È importante che la meritoria opera di chi dedica alla Patria il suo lavoro e la sua abnegazione, sappia che Educare vuol dire ricondurre il confuso e l’incerto alla chiarezza dell’ordine ortogonale. Una buona educatrice fa in modo che l’educando rinunci alle sue confuse velleità per riportarlo alla certezza del suo dover essere attraverso la pratica dell’Umiliazione e il sentimento etico della Mortificazione. Dove l’educatrice non può, arriverà il bastone.
Gli stessi educatori devono essere proni di fronte all’ordine sociale, privi di belle velleità e carichi di robuste certezze: anche a questo scopo è importante che la loro subalternità sociale sia evidenziata da trattamenti economici umilianti, che la loro epistemologia sia schiacciata tra la derisione di chi la trova inutile e gli scrosci di luoghi comuni di chi sa che la saggezza della nonna e la mano del padre possono più di qualsiasi esagitata e arrogante sciocchezza universitaria.
La Pedagogia del Merito sa di poter già contare su una compagine pronta all’obbedienza e alla sottomissione, disposta all’acritica accettazione di qualsiasi ordine calato dall’alto, entusiasta nel non dover sprecar tempo a interrogarsi su se stessa e vogliosa di essere riconosciuta come politicamente irrilevante e assolutamente non necessaria alla società. È solo sulla base di questa etica della Mortificazione personale, di questa Umiliazione sociale, che un buon professionista può rendersi alfiere della Pedagogia del Merito e si può ben dire che, almeno sotto questo aspetto, le condizioni sono ottimali, il periodo storico è quello giusto, il materiale umano è modesto quanto basta… Quindi all’opera educatori, testa bassa, muti e pedalare!
Conclusioni.
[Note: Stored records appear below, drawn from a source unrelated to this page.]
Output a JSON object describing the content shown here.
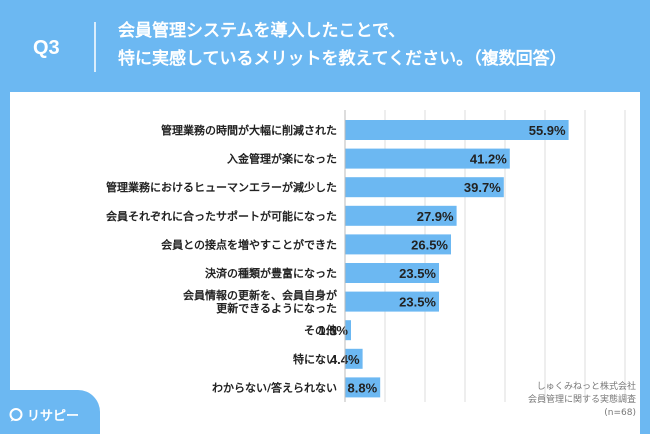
{
  "header": {
    "question_number": "Q3",
    "title_line1": "会員管理システムを導入したことで、",
    "title_line2": "特に実感しているメリットを教えてください。（複数回答）"
  },
  "logo": {
    "text": "リサピー"
  },
  "source": {
    "line1": "しゅくみねっと株式会社",
    "line2": "会員管理に関する実態調査",
    "line3": "(n=68)"
  },
  "colors": {
    "bar": "#6cb8f2",
    "header_bg": "#6cb8f2",
    "grid": "#dddddd",
    "label": "#222222"
  },
  "chart_data": {
    "type": "bar",
    "orientation": "horizontal",
    "categories": [
      [
        "管理業務の時間が大幅に削減された"
      ],
      [
        "入金管理が楽になった"
      ],
      [
        "管理業務におけるヒューマンエラーが減少した"
      ],
      [
        "会員それぞれに合ったサポートが可能になった"
      ],
      [
        "会員との接点を増やすことができた"
      ],
      [
        "決済の種類が豊富になった"
      ],
      [
        "会員情報の更新を、会員自身が",
        "更新できるようになった"
      ],
      [
        "その他"
      ],
      [
        "特にない"
      ],
      [
        "わからない/答えられない"
      ]
    ],
    "values": [
      55.9,
      41.2,
      39.7,
      27.9,
      26.5,
      23.5,
      23.5,
      1.5,
      4.4,
      8.8
    ],
    "value_labels": [
      "55.9%",
      "41.2%",
      "39.7%",
      "27.9%",
      "26.5%",
      "23.5%",
      "23.5%",
      "1.5%",
      "4.4%",
      "8.8%"
    ],
    "xlim": [
      0,
      70
    ],
    "grid": true
  }
}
Bisogna liberare il concetto di Merito da infausti fraintendimenti. La Pedagogia del Merito non ha nessun carattere di premialità, non si tratta di attribuire il giusto riconoscimento per un lavoro fatto egregiamente e ancor meno di promuovere socialmente persone che hanno dimostrato di avere competenze particolari o intelligenze brillanti. Queste sono sciocchezze ipocrite contrabbandate dai sostenitori della cosiddetta democrazia, che in questa vece non è altro che un socialismo mascherato: in una competizione sociale tra il figlio di un professionista alto-borghese ricco e affermato e quello di un sottoproletario disoccupato e semianalfabeta, chi si pensa che potrà mai vincere? Il solo porsi il problema denota ignoranza o malafede. La vera questione è rendere consapevoli le persone del posto che l’ordine sociale gli assegna, indurli ad accettarlo. Il vero Merito è saper riconoscere il proprio posto senza fare storie. Qualora qualcuno abbia difficoltà a rendersi disponibile a essere ciò che deve, mostrandosi refrattario al senso di Mortificazione, la Pedagogia del Merito deve saper adoperare tutti gli strumenti coercitivi che il buon senso mette a disposizione, dal pestaggio alla galera.
La nostra società attraversa una crisi che data a partire dal 25 luglio del 1943, ma mai come oggi si verificano le condizioni storiche per affermare un nuovo paradigma educativo, per dare forma a un consesso sociale che sia informato alla solida necessità naturale così come voluta da Dio.